NSERC’s Awards Database
Award Details

Efficient mining of constrained patterns

Research Details
Application Id: 298317-2007
Competition Year: 2007 Fiscal Year: 2009-2010
Project Lead Name: Leung, CarsonKaiSang Institution: University of Manitoba
Department: Computer Science Province: Manitoba
Award Amount: $24,000 Installment: 3 - 5
Program: Discovery Grants Program - Individual Selection Committee: Computing and Information Sciences - A
Research Subject: Database management Area of Application: Information systems and technology
Co-Researchers: No Co-Researcher Partners: No Partners
Award Summary

With the advance in technology, a flood of data can be produced in many applications such as wireless sensor networks. Consequently, we are drowning in data but starving for knowledge. To be able to ''drink from a fire hose'' (i.e., to make sense of the flood of data), methods for extracting useful information from the flood of data are in demand. This calls for data mining, which refers to the search for implicit, previously unknown, and potentially useful knowledge (such as frequent patterns and exceptional patterns) that might be embedded in the data. Over the past few years, I have developed interactive algorithms for finding frequent patterns satisfying a certain class of constraints. The algorithms are enhanced with some optimizations such as a light-weight structure that provides sharper bounds on the frequency of frequent patterns. Furthermore, I have also developed a novel tree structure for effectively capturing and updating the contents of the database in an incremental environment. Along this direction, I propose to build a more efficient, user-friendly, and powerful mining system such that it (i) incorporates users' preferences, (ii) allows users to visualize the data, (iii) permits users to change the mining parameter and/or constraints during the mining process, (iv) provides users with comprehensible feedback in a ''real-time'' fashion, (v) discovers and exploits any unknown properties of constraints to avoid unnecessary computation and to further speed up performance, and (vi) keeps a good fusion of theory and practice via the exploration of real-life applications (e.g., mining from market basket data, Web click stream, agricultural/meteorological data, and medical/biomedical data).

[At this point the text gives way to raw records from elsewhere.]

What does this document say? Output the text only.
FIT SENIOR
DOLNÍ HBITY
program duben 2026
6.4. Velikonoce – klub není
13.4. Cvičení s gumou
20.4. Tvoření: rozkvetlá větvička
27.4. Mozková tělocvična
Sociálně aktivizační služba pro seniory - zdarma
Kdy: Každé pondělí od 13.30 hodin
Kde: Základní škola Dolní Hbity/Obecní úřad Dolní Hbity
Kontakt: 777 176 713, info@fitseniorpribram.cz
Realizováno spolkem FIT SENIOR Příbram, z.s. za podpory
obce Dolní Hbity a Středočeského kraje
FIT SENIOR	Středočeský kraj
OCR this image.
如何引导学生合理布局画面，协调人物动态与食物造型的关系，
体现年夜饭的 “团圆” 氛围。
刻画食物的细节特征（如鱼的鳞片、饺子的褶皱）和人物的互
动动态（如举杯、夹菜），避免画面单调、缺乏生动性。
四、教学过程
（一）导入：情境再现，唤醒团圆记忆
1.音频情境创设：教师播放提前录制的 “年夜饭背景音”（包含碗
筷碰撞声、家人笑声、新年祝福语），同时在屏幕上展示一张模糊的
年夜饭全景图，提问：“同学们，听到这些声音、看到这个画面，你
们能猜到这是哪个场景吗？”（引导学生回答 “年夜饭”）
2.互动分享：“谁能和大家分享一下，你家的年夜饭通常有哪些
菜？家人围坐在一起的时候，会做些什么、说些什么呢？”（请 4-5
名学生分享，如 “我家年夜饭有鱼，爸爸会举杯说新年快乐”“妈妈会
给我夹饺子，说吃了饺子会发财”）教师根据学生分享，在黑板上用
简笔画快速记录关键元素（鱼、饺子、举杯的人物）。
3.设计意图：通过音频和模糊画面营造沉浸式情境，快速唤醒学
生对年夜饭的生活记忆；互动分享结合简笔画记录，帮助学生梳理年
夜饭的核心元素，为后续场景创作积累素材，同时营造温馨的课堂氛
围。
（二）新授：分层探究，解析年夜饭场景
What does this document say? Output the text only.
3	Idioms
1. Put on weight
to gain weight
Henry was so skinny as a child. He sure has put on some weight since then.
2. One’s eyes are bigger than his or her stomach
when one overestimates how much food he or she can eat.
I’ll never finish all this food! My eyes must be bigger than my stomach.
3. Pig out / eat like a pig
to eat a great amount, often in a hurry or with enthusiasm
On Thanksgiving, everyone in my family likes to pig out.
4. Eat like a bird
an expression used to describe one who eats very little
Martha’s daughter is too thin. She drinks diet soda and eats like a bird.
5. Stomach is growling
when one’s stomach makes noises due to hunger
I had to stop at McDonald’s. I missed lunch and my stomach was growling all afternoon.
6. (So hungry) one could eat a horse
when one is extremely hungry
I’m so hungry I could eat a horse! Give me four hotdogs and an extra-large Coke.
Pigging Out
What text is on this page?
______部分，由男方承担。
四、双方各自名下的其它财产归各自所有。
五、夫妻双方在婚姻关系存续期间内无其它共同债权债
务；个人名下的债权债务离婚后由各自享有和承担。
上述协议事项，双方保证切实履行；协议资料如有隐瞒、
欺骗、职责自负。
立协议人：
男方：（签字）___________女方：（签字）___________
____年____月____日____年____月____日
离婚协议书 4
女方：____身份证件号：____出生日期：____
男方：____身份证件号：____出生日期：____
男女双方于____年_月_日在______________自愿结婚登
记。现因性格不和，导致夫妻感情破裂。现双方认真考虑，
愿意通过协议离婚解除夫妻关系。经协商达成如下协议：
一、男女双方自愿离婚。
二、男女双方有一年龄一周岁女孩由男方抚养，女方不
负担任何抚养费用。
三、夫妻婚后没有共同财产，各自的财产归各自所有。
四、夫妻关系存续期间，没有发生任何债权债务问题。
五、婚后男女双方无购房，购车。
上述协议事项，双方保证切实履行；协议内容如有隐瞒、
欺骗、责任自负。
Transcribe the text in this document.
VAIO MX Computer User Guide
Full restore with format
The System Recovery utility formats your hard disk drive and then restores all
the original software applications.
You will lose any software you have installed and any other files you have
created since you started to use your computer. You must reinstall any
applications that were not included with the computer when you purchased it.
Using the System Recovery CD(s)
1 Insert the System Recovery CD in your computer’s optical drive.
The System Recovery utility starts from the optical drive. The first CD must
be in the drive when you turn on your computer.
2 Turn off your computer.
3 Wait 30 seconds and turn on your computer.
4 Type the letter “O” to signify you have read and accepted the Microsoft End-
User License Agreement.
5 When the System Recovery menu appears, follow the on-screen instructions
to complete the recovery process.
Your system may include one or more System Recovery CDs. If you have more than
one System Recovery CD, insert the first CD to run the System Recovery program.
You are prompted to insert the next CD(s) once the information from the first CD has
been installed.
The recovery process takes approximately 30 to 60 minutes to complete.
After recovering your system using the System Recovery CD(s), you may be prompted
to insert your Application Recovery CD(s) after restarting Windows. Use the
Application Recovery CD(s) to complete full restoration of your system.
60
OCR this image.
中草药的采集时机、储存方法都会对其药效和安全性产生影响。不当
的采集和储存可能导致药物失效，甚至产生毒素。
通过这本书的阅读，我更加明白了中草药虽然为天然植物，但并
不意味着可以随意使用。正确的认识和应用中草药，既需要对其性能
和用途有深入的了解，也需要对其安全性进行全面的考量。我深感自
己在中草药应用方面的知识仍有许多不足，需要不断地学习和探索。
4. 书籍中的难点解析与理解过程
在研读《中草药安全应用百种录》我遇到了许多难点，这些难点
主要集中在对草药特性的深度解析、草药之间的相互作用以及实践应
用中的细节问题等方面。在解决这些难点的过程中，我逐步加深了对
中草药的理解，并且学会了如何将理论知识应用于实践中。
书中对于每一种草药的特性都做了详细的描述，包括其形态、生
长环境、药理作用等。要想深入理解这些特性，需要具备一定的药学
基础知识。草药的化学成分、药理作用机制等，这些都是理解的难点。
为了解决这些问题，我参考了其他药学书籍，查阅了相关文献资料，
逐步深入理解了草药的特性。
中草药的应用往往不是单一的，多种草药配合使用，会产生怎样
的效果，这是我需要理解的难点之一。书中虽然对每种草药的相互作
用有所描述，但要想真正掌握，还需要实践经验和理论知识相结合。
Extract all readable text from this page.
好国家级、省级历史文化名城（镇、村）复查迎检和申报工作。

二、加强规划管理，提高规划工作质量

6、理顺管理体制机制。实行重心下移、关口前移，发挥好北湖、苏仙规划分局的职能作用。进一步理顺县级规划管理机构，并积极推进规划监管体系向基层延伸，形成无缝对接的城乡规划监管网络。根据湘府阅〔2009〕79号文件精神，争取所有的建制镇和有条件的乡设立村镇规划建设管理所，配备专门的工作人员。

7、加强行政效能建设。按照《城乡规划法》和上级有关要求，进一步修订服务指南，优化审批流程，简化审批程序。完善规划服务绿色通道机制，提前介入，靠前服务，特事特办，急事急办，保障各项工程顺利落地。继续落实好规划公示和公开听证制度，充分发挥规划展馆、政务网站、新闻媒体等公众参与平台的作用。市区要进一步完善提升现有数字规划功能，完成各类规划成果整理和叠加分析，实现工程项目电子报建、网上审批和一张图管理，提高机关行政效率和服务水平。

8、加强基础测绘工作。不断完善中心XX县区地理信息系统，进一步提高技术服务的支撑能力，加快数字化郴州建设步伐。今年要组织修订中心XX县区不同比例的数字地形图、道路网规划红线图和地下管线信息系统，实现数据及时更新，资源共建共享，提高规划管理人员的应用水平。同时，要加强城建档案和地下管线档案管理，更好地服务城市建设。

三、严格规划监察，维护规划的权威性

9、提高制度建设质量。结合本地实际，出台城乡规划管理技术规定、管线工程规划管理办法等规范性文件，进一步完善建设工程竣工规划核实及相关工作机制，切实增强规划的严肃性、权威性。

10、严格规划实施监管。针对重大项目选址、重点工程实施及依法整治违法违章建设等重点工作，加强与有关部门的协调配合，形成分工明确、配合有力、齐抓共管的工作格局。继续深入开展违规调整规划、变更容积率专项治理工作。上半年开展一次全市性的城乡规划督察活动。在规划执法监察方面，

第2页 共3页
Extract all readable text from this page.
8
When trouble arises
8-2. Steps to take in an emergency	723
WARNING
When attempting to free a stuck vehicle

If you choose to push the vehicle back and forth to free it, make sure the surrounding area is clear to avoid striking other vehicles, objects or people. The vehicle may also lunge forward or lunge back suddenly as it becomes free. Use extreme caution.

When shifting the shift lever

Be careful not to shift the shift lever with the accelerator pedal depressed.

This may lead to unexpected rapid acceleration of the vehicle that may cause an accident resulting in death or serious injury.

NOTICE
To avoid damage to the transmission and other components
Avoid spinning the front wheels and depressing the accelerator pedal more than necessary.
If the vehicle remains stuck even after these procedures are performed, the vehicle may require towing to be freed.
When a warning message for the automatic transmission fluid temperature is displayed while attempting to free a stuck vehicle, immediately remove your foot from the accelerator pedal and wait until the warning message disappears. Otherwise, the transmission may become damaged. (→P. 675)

The discovered frequent patterns reveal the common trends; the discovered exceptional patterns trigger alarm bells for prevention of outbreaks or disasters. In the long term, this proposal can also be extended to handle various types of data, ranging from traditional alphanumeric data to non-traditional multimedia data, from structured data to semi-structured XML data, and from traditional ''static'' transactional data to ''dynamic'' streams of continuous data.